3 September 1914 – Ted to Gertrude

03 Sep


Dear Mother

of course you have seen that 2 divisions are coming from India to help in this show, and you must have guessed by now from what Ben & I have already told you that we are coming. Anyhow, we have got as far as this, & embark in a day or two, & ought to land in Europe somewhere about the end of this month, where, I don’t know. But it’s all so secret, & we are not allowed to tell you anything, so I’m afraid you’ll have to go with little or no news of me for some time, except what you can get from the papers. I’ll write whenever I can of course, but I don’t know how often that’ll be, My address will be as under:

39 Garhwal Rifles
20th Infantry Brigade
VII Division
*Indian Expeditionary Force A
c/o Presidency postmaster

(* or you can shorten it by putting I.E.F.A) but ALWAYS put rgt, Brigade & division, to ensure arrival of letters.

And keep all press cuttings you can get about Indian troops in the war, & the Gloucester; I see she has already distinguished herself. I’m in an awful hurry, & in haste to catch the post. I expect I’ll be able to post you a letter somewhere en route, & I’ll try when we land, but it will be all hurry scurry I expect, & I’m a busy man as adjutant.

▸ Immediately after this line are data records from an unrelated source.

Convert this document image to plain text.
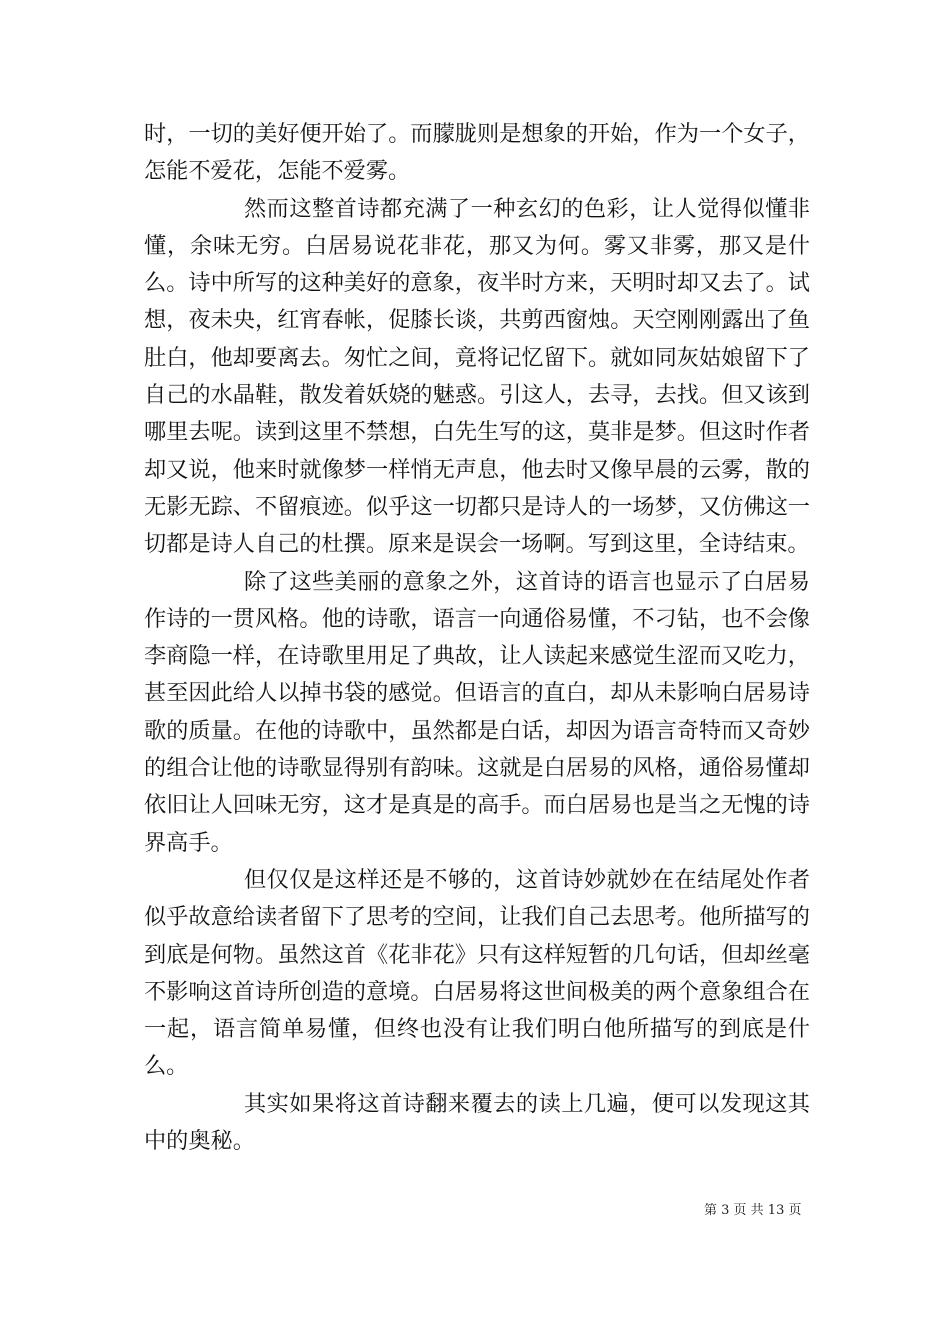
时，一切的美好便开始了。而朦胧则是想象的开始，作为一个女子，怎能不爱花，怎能不爱雾。

然而这整首诗都充满了一种玄幻的色彩，让人觉得似懂非懂，余味无穷。白居易说花非花，那又为何。雾又非雾，那又是什么。诗中所写的这种美好的意象，夜半时方来，天明时却又去了。试想，夜未央，红宵春帐，促膝长谈，共剪西窗烛。天空刚刚露出了鱼肚白，他却要离去。匆忙之间，竟将记忆留下。就如同灰姑娘留下了自己的水晶鞋，散发着妖娆的魅惑。引这人，去寻，去找。但又该到哪里去呢。读到这里不禁想，白先生写的这，莫非是梦。但这时作者却又说，他来时就像梦一样悄无声息，他去时又像早晨的云雾，散的无影无踪、不留痕迹。似乎这一切都只是诗人的一场梦，又仿佛这一切都是诗人自己的杜撰。原来是误会一场啊。写到这里，全诗结束。

除了这些美丽的意象之外，这首诗的语言也显示了白居易作诗的一贯风格。他的诗歌，语言一向通俗易懂，不刁钻，也不会像李商隐一样，在诗歌里用足了典故，让人读起来感觉生涩而又吃力，甚至因此给人以掉书袋的感觉。但语言的直白，却从未影响白居易诗歌的质量。在他的诗歌中，虽然都是白话，却因为语言奇特而又奇妙的组合让他的诗歌显得别有韵味。这就是白居易的风格，通俗易懂却依旧让人回味无穷，这才是真是的高手。而白居易也是当之无愧的诗界高手。

但仅仅是这样还是不够的，这首诗妙就妙在在结尾处作者似乎故意给读者留下了思考的空间，让我们自己去思考。他所描写的到底是何物。虽然这首《花非花》只有这样短暂的几句话，但却丝毫不影响这首诗所创造的意境。白居易将这世间极美的两个意象组合在一起，语言简单易懂，但终也没有让我们明白他所描写的到底是什么。

其实如果将这首诗翻来覆去的读上几遍，便可以发现这其中的奥秘。

第 3 页 共 13 页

So wish me luck, & don’t worry about me please mother. You’ll be having Ben home soon I expect, she’ll have told you all the news. Lovely sea breeze here, & I’m as fit as a fiddle.

Best love to all

Yr loving son


Ted wrote on a piece of paper torn from a Field Service Pocket Book. The letter was delayed, possibly by censorship, and took a month to reach Gertrude, whereas Ben’s written on the same day from Lansdowne, arrived on the 25th September.

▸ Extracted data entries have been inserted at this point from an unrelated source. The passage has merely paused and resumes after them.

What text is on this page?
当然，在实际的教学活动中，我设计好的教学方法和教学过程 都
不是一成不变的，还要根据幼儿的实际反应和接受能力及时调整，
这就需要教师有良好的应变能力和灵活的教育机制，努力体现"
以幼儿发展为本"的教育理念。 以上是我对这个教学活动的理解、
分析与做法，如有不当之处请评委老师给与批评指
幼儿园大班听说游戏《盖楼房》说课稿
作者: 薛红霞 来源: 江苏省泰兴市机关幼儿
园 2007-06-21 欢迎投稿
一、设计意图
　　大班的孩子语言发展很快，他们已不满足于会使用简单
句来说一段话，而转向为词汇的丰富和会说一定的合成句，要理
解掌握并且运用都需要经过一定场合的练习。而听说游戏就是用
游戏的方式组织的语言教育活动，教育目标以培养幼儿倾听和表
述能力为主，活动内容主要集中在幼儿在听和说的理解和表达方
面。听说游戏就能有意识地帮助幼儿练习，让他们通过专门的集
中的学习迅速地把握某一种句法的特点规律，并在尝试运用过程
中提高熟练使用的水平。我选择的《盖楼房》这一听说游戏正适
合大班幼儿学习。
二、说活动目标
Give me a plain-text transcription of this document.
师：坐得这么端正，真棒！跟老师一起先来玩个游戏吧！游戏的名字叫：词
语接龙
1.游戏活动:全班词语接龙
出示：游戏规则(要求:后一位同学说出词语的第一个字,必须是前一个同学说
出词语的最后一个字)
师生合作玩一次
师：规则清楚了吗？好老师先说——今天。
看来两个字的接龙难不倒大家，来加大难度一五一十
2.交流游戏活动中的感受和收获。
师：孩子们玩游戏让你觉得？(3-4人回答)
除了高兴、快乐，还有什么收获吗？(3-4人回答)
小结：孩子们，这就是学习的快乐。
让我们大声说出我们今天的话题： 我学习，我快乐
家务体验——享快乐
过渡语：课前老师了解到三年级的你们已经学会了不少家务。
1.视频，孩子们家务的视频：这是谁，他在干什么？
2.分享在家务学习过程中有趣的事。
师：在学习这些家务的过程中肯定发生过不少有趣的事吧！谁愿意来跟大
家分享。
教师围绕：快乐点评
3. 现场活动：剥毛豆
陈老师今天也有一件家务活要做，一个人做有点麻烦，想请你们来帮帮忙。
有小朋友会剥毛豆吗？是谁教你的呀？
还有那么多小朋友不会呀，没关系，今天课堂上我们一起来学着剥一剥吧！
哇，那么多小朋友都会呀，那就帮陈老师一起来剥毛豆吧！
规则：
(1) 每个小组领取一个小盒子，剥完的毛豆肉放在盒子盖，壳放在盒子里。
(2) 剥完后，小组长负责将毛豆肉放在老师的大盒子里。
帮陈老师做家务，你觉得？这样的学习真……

According to Drake-Brockman, they had arrived at Karachi the previous day. Drake-Brockman also says:

En route we had a minor accident which fortunately was not worse. Our engine went through a small low culvert, derailing a couple of carriages. As we were going dead slow at the time, being close to Lahore, no one was hurt. Another engine and carriages were soon obtained and we continued our journey.

It’s possible Ted wrote about this from Lahore and the letter was lost, or maybe he didn’t have time to write about it at all.